Just before nightfall Swani brought the small Sherif ostensibly for medicine to our tent. When asked to carry letters he said yes, that he was poor and wanted to buy clothes for winter, and would go at once, and his companions and the lamb could meet him somewhere near the coast. I asked if he could run, and he replied “like an Oudad,” [209] and by that name we knew him ever since. Five dollars was our bargain, two in the hand and three upon arriving at the missionary’s house. He asked no questions save the position of the missionary’s house, took the two dollars and the packet and a note asking the missionary to pay him three dollars when the letters came to hand, thanked us, and said “Your letters shall arrive,” walked quickly off, and disappeared into the night. On the evening of the third day from that on which he went, a dusty little man knocked at the missionary’s door more than a hundred miles away, handed a packet in, and waited whilst the note he brought was read, got his three dollars and an extra one for speed, and when the missionary, who went for a moment into his house to read the letters returned to question him, he was already gone. So the Oudad, after the Persian flashed across my path, or I intruded upon theirs, we talked, made friends, separated, and shall never meet again; but the impression that they made was much more vivid than that caused by worthy friends whom one meets every day and differentiates but by the checks upon their shooting jackets.
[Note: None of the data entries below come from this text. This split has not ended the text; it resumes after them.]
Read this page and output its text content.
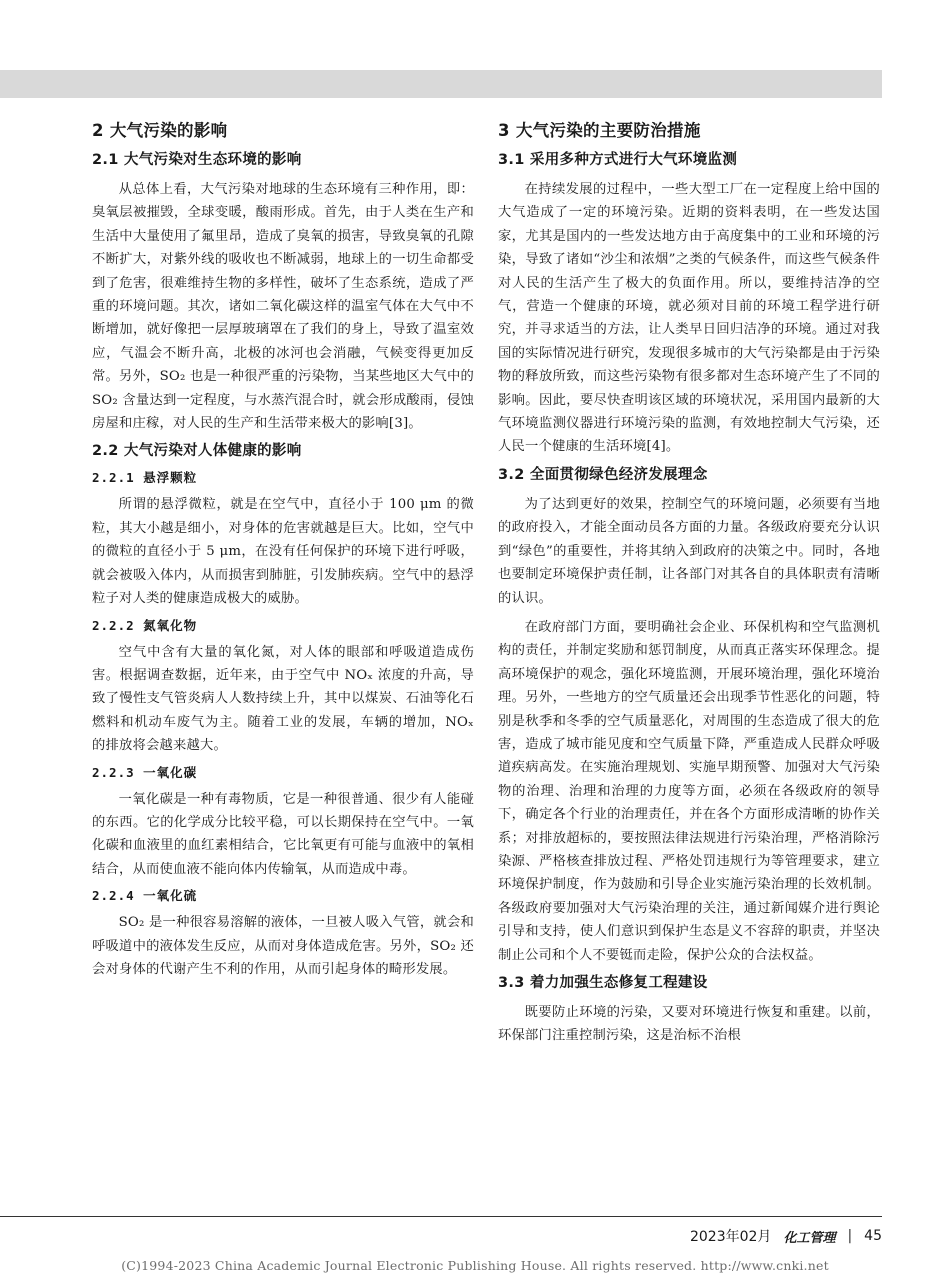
2 大气污染的影响
2.1 大气污染对生态环境的影响

从总体上看，大气污染对地球的生态环境有三种作用，即：臭氧层被摧毁，全球变暖，酸雨形成。首先，由于人类在生产和生活中大量使用了氟里昂，造成了臭氧的损害，导致臭氧的孔隙不断扩大，对紫外线的吸收也不断减弱，地球上的一切生命都受到了危害，很难维持生物的多样性，破坏了生态系统，造成了严重的环境问题。其次，诸如二氧化碳这样的温室气体在大气中不断增加，就好像把一层厚玻璃罩在了我们的身上，导致了温室效应，气温会不断升高，北极的冰河也会消融，气候变得更加反常。另外，SO₂ 也是一种很严重的污染物，当某些地区大气中的 SO₂ 含量达到一定程度，与水蒸汽混合时，就会形成酸雨，侵蚀房屋和庄稼，对人民的生产和生活带来极大的影响[3]。

2.2 大气污染对人体健康的影响
2.2.1 悬浮颗粒

所谓的悬浮微粒，就是在空气中，直径小于 100 μm 的微粒，其大小越是细小，对身体的危害就越是巨大。比如，空气中的微粒的直径小于 5 μm，在没有任何保护的环境下进行呼吸，就会被吸入体内，从而损害到肺脏，引发肺疾病。空气中的悬浮粒子对人类的健康造成极大的威胁。

2.2.2 氮氧化物

空气中含有大量的氧化氮，对人体的眼部和呼吸道造成伤害。根据调查数据，近年来，由于空气中 NOₓ 浓度的升高，导致了慢性支气管炎病人人数持续上升，其中以煤炭、石油等化石燃料和机动车废气为主。随着工业的发展，车辆的增加，NOₓ 的排放将会越来越大。

2.2.3 一氧化碳

一氧化碳是一种有毒物质，它是一种很普通、很少有人能碰的东西。它的化学成分比较平稳，可以长期保持在空气中。一氧化碳和血液里的血红素相结合，它比氧更有可能与血液中的氧相结合，从而使血液不能向体内传输氧，从而造成中毒。

2.2.4 一氧化硫

SO₂ 是一种很容易溶解的液体，一旦被人吸入气管，就会和呼吸道中的液体发生反应，从而对身体造成危害。另外，SO₂ 还会对身体的代谢产生不利的作用，从而引起身体的畸形发展。

3 大气污染的主要防治措施
3.1 采用多种方式进行大气环境监测

在持续发展的过程中，一些大型工厂在一定程度上给中国的大气造成了一定的环境污染。近期的资料表明，在一些发达国家，尤其是国内的一些发达地方由于高度集中的工业和环境的污染，导致了诸如“沙尘和浓烟”之类的气候条件，而这些气候条件对人民的生活产生了极大的负面作用。所以，要维持洁净的空气，营造一个健康的环境，就必须对目前的环境工程学进行研究，并寻求适当的方法，让人类早日回归洁净的环境。通过对我国的实际情况进行研究，发现很多城市的大气污染都是由于污染物的释放所致，而这些污染物有很多都对生态环境产生了不同的影响。因此，要尽快查明该区域的环境状况，采用国内最新的大气环境监测仪器进行环境污染的监测，有效地控制大气污染，还人民一个健康的生活环境[4]。

3.2 全面贯彻绿色经济发展理念

为了达到更好的效果，控制空气的环境问题，必须要有当地的政府投入，才能全面动员各方面的力量。各级政府要充分认识到“绿色”的重要性，并将其纳入到政府的决策之中。同时，各地也要制定环境保护责任制，让各部门对其各自的具体职责有清晰的认识。

在政府部门方面，要明确社会企业、环保机构和空气监测机构的责任，并制定奖励和惩罚制度，从而真正落实环保理念。提高环境保护的观念，强化环境监测，开展环境治理，强化环境治理。另外，一些地方的空气质量还会出现季节性恶化的问题，特别是秋季和冬季的空气质量恶化，对周围的生态造成了很大的危害，造成了城市能见度和空气质量下降，严重造成人民群众呼吸道疾病高发。在实施治理规划、实施早期预警、加强对大气污染物的治理、治理和治理的力度等方面，必须在各级政府的领导下，确定各个行业的治理责任，并在各个方面形成清晰的协作关系；对排放超标的，要按照法律法规进行污染治理，严格消除污染源、严格核查排放过程、严格处罚违规行为等管理要求，建立环境保护制度，作为鼓励和引导企业实施污染治理的长效机制。各级政府要加强对大气污染治理的关注，通过新闻媒介进行舆论引导和支持，使人们意识到保护生态是义不容辞的职责，并坚决制止公司和个人不要铤而走险，保护公众的合法权益。

3.3 着力加强生态修复工程建设

既要防止环境的污染，又要对环境进行恢复和重建。以前，环保部门注重控制污染，这是治标不治根

2023年02月 化工管理 | 45
(C)1994-2023 China Academic Journal Electronic Publishing House. All rights reserved. http://www.cnki.net
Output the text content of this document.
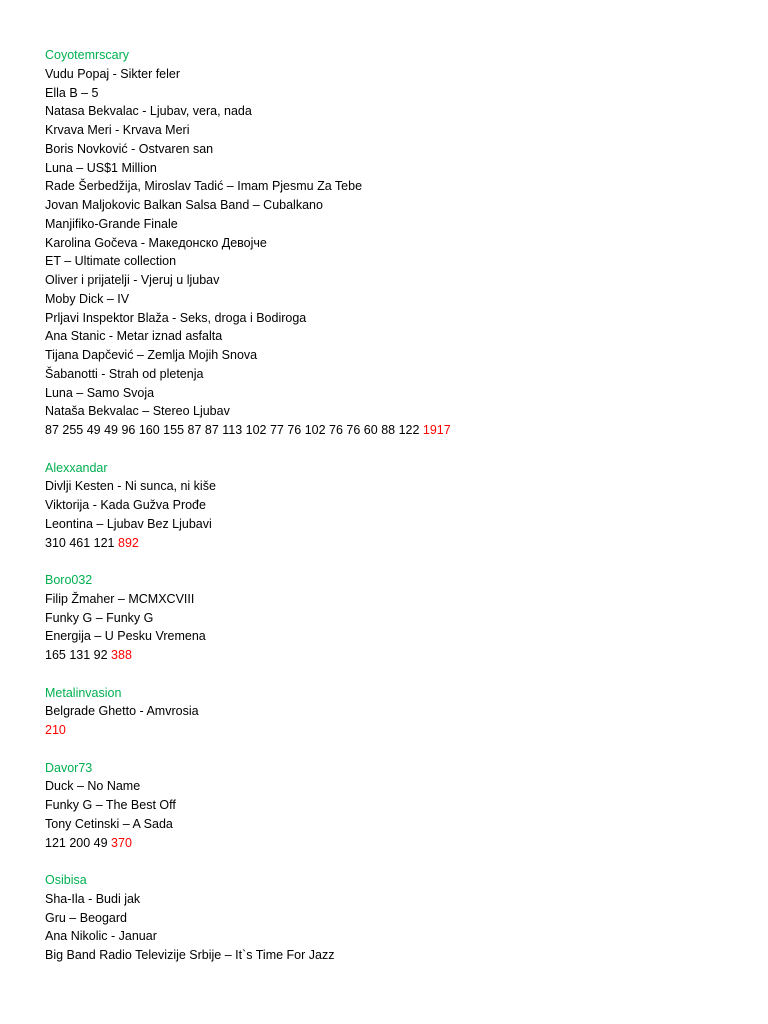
Coyotemrscary
Vudu Popaj - Sikter feler
Ella B – 5
Natasa Bekvalac - Ljubav, vera, nada
Krvava Meri - Krvava Meri
Boris Novković - Ostvaren san
Luna – US$1 Million
Rade Šerbedžija, Miroslav Tadić – Imam Pjesmu Za Tebe
Jovan Maljokovic Balkan Salsa Band – Cubalkano
Manjifiko-Grande Finale
Karolina Gočeva - Македонско Девојче
ET – Ultimate collection
Oliver i prijatelji - Vjeruj u ljubav
Moby Dick – IV
Prljavi Inspektor Blaža - Seks, droga i Bodiroga
Ana Stanic - Metar iznad asfalta
Tijana Dapčević – Zemlja Mojih Snova
Šabanotti - Strah od pletenja
Luna – Samo Svoja
Nataša Bekvalac – Stereo Ljubav
87 255 49 49 96 160 155 87 87 113 102 77 76 102 76 76 60 88 122 1917
Alexxandar
Divlji Kesten - Ni sunca, ni kiše
Viktorija - Kada Gužva Prođe
Leontina – Ljubav Bez Ljubavi
310 461 121 892
Boro032
Filip Žmaher – MCMXCVIII
Funky G – Funky G
Energija – U Pesku Vremena
165 131 92 388
Metalinvasion
Belgrade Ghetto - Amvrosia
210
Davor73
Duck – No Name
Funky G – The Best Off
Tony Cetinski – A Sada
121 200 49 370
Osibisa
Sha-Ila - Budi jak
Gru – Beogard
Ana Nikolic - Januar
Big Band Radio Televizije Srbije – It`s Time For Jazz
Determining to leave no stone untried, Lutaif, who fancied himself on his epistolary style, said he would write a letter to the Kaid to ask for an interview. About an hour he spent upon the task, lying upon his stomach in the tent, and writing on a large flimsy sheet of Spanish note-paper with a small pencil end; but after so much trouble he produced a gem, crammed full of compliments, in such high Arabic that he thought none but the Taleb would decipher it, and written as beautifully clear as Arab copper-plate:

“To the most happy and exemplary, the most fortunate and honourable, the Kaid Si Taleb Mohammed el Kintafi.
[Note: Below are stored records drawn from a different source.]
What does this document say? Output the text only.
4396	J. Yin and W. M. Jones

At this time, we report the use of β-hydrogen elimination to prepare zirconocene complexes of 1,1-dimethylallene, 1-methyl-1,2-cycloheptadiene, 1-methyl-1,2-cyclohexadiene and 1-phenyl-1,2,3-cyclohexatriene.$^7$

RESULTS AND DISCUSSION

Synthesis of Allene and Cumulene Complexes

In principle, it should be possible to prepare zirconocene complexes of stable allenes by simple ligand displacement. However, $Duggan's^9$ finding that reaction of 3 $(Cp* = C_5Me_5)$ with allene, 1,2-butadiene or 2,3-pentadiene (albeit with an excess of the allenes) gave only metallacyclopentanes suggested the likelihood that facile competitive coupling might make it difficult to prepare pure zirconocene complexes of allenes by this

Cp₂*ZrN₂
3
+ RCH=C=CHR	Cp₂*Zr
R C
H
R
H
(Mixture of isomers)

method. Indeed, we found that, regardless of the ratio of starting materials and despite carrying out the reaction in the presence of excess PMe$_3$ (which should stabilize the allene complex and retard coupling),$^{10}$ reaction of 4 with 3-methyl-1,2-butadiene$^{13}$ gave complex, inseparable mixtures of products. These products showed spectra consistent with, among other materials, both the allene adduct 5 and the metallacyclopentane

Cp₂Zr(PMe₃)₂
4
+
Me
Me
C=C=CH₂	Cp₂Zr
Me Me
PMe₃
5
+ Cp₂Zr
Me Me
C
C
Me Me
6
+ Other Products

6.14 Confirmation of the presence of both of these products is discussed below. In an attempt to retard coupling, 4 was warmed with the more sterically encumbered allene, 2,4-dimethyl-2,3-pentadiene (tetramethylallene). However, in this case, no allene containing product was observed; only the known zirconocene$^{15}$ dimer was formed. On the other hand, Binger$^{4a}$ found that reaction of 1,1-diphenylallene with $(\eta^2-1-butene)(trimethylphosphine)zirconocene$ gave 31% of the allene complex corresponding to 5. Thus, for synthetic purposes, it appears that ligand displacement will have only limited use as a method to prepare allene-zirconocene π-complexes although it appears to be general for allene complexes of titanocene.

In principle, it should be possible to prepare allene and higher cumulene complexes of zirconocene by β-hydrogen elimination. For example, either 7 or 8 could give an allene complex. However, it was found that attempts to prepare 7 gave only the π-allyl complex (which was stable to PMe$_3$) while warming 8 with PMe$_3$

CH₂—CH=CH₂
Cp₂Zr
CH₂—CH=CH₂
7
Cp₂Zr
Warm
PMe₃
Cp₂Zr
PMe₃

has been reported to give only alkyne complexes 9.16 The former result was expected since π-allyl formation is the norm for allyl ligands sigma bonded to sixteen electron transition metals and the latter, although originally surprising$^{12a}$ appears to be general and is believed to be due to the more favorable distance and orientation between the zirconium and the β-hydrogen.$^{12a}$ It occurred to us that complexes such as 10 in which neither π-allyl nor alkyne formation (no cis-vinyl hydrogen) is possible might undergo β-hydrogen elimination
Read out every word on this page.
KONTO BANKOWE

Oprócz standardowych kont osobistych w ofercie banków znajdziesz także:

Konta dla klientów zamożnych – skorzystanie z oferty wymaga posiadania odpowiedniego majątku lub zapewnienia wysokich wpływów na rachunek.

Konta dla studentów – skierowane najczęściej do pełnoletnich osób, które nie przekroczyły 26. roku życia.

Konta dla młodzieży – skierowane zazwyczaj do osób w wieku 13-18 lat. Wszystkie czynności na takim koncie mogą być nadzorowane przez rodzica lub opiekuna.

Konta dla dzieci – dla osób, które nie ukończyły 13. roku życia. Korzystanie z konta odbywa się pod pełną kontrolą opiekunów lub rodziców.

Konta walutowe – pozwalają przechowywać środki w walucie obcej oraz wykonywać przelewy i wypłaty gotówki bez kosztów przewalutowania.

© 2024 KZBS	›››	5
“May God’s peace and blessing be upon you whilst day lasts and time endures. Oh, Kaid, thou art the wielder of the sword and pen. Fate and a love of travel have led us to your happy and well-governed land, and you have generously received and entertained us, extending to us all the hospitality of your thrice blessed house. May God establish it for ever, and may the hand of no man be ever higher than your hand. But, mighty prince, we fear to trespass too long upon your kindness, though we know your hand is never tired of shedding blessings upon all. Therefore, we wish to see your face and thank you for your hospitality, so that on our return on talking of you we can say this was a man. May Allah bless and keep you, and at the last may Sidna Mohammed welcome you upon your entrance into Paradise. Deign, therefore, to accord an hour to-morrow on which to speak with you.”